-Frey Starlight'ın bakış açısı-
Anna Starlight.
Frey Starlight'ın annesi...
Ona baktığımda ne hissetmem gerektiğini bile bilmiyordum.
Babamla ilk kez nasıl tanıştığını, ilişkilerinin adım adım nasıl geliştiğini izledim.
"İlk başta onu, hayatın yürüyemeyecek hale getirdiği zavallı bir kız olarak görmüştüm."
Anna Starlight, babasından miras aldığı Aura Çürüme Hastalığı'na yakalanmıştı.
Bacaklarında düzgün yürüyebilecek kadar güç toplayamıyordu.
Birkaç adım bile zorlukla atabiliyordu ve o da ancak başkalarının yardımıyla.
Üstelik, onu dış dünyadan koruyan ailenin reisi olan babasının kızı olduğu için, tüm dünyası o malikanenin sınırları içinde başlıyor ve bitiyordu.

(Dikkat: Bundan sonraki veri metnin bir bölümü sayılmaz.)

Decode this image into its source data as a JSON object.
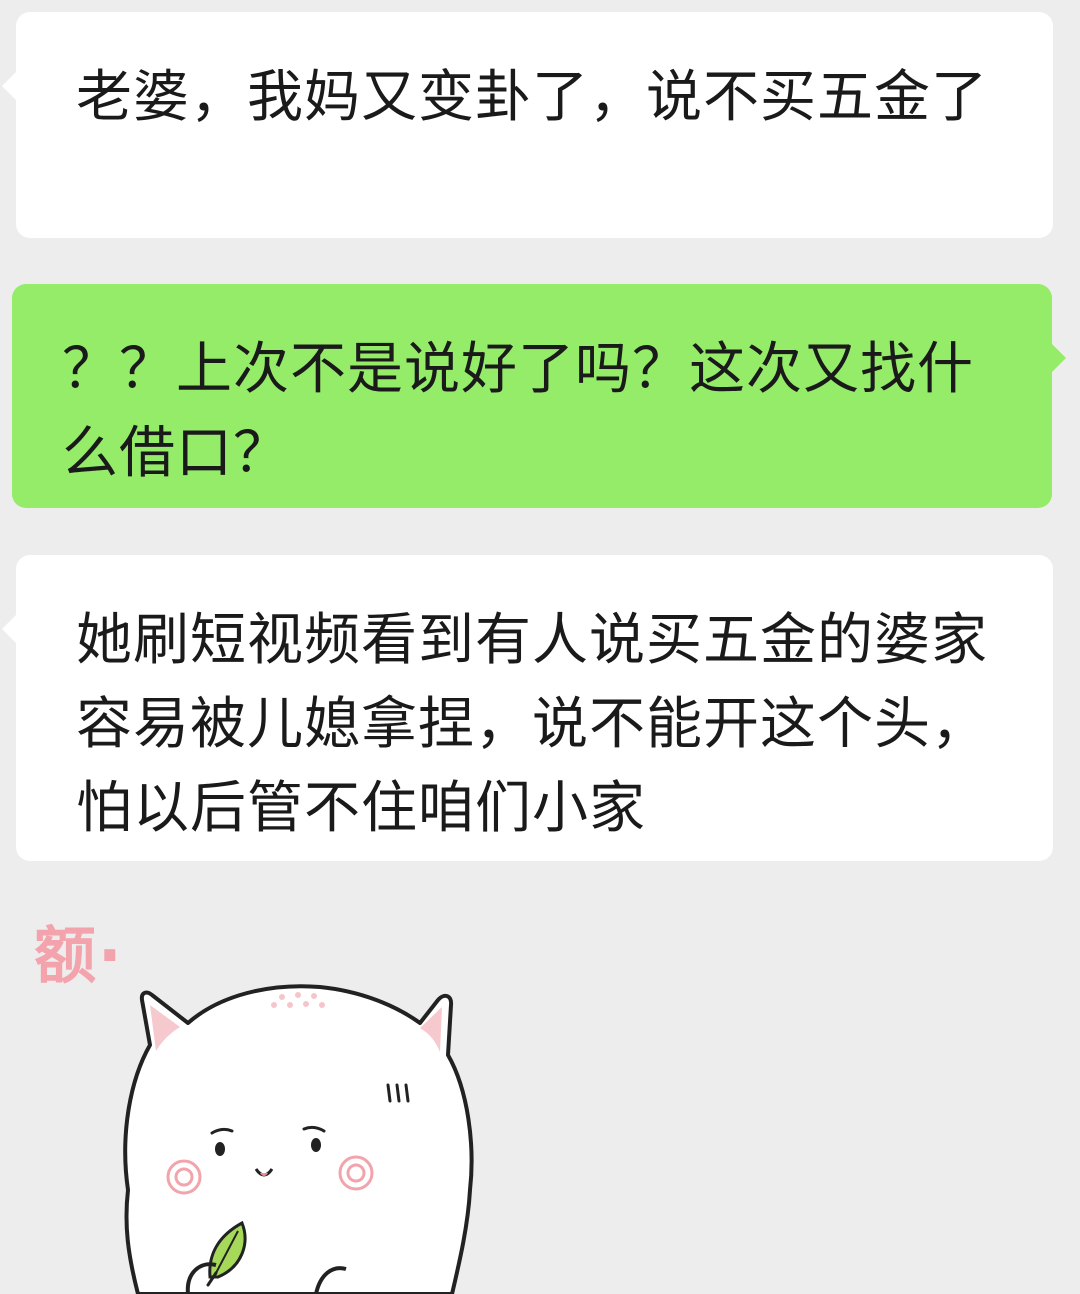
{
  "messages": [
    {
      "side": "left",
      "bubble_color": "#ffffff",
      "text": "老婆，我妈又变卦了，说不买五金了"
    },
    {
      "side": "right",
      "bubble_color": "#95ec69",
      "text": "？？上次不是说好了吗？这次又找什么借口？"
    },
    {
      "side": "left",
      "bubble_color": "#ffffff",
      "text": "她刷短视频看到有人说买五金的婆家容易被儿媳拿捏，说不能开这个头，怕以后管不住咱们小家"
    }
  ],
  "sticker": {
    "caption": "额·",
    "caption_color": "#f2a3ab",
    "icon": "white-cat-sticker-icon"
  },
  "colors": {
    "background": "#ededed",
    "incoming_bubble": "#ffffff",
    "outgoing_bubble": "#95ec69"
  }
}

Ve yine de... bu durumuna rağmen... yüzünden gülümseme hiç eksik olmadığını gördüm.
"Sanırım ona karşı ilk hissettiğim şey merak oldu... Her şeye rağmen nasıl bu kadar parlak gülümseyebiliyordu?"
Abraham Starlight, tüm dünyayı gezmiş bir adamdı, Anna Starlight ise bahçesinin ötesini neredeyse hiç görmemiş bir kızdı.
"Ona ilk kez kendimi tanıtmaya çalıştığımda, buna gerek olmadığını söyledi... çünkü benim hakkımda her şeyi zaten biliyordu."
Babası onu o kadar çok korumuştu ki, hayatının en küçük ayrıntısını bile onunla paylaşmıştı...
Ve bu hikayelerin çoğu Abraham Starlight hakkındaydı.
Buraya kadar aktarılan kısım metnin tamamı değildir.